All the robots that we see on assembly lines, or even in places like restaurants, have had to go through a prior training process in neural networks that has given them some progress in their tasks.
However, this pre-training process can even take years, but luckily, Toyota Research Institute (TRI) has created a generative artificial intelligence method, which allows you to quickly and efficiently include new and improved skills to robots.
“Our robotics research aims to amplify people rather than replace them,” he said. Gill PrattCEO of TRI and Chief Scientist of Toyota Motor Corporation.
“This new teaching technique is very efficient and produces very high-performance behaviors, allowing robots to amplify people in many ways more effectively.”

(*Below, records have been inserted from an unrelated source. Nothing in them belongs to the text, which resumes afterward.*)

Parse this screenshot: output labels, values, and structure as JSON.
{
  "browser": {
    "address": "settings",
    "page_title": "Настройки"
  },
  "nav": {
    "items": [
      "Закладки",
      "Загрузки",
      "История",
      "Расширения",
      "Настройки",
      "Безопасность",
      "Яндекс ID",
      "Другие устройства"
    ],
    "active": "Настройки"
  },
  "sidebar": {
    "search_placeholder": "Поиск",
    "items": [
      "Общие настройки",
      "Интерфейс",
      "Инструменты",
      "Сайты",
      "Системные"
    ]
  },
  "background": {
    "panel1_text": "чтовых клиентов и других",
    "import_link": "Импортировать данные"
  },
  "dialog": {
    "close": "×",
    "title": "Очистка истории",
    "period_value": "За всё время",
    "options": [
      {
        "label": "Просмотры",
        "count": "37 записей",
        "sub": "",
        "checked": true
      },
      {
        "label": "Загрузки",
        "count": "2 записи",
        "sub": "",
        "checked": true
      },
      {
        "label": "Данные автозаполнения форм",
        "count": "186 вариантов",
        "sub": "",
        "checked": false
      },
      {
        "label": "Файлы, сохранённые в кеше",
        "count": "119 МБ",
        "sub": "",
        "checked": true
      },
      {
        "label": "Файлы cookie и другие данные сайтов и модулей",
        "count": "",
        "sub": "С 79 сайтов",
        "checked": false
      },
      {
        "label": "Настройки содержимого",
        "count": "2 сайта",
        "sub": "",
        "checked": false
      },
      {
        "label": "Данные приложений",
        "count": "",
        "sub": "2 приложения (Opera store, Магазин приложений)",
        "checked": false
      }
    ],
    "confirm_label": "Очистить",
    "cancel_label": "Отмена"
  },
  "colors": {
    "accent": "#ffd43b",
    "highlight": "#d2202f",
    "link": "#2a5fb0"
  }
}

The field of teaching robots includes a wide variety of techniques, ranging from conventional programming to more sophisticated approaches such as machine learning.
The bad thing is that the most advanced methods of teaching robots require a lot of time, and some of them even prove to be ineffective.
This is how this new technology works
This new technology created by Toyota is learning through haptic demonstrations, as well as spoken descriptions of the objectives.
This allows new behaviors to be introduced independently to the robots, producing reliable, efficient, and fast results.
“The tasks I’m seeing these robots perform are simply amazing; Even a year ago, I wouldn’t have predicted we would be anywhere near this level of diverse skill,” he says. Russ Tedrakevice president of Robotics Research at TRI.
“What’s interesting about this new approach is the speed and reliability with which we can add new skills. Because these abilities work directly from images from cameras and touch sensors, using only learned representations, they can perform well even on tasks involving deformable objects, fabrics, and liquids, all of which have traditionally been extremely difficult for robots,” Add.
So far they have used this new methodology to teach their robots more than 60 complex skills, and the best of all is that they have not needed to create a single new line of code.
Now they hope that their technology be able to teach robots 1,000 new skills by the end of 2024, and they believe these skills will allow them to interact with humans in complex and varied ways.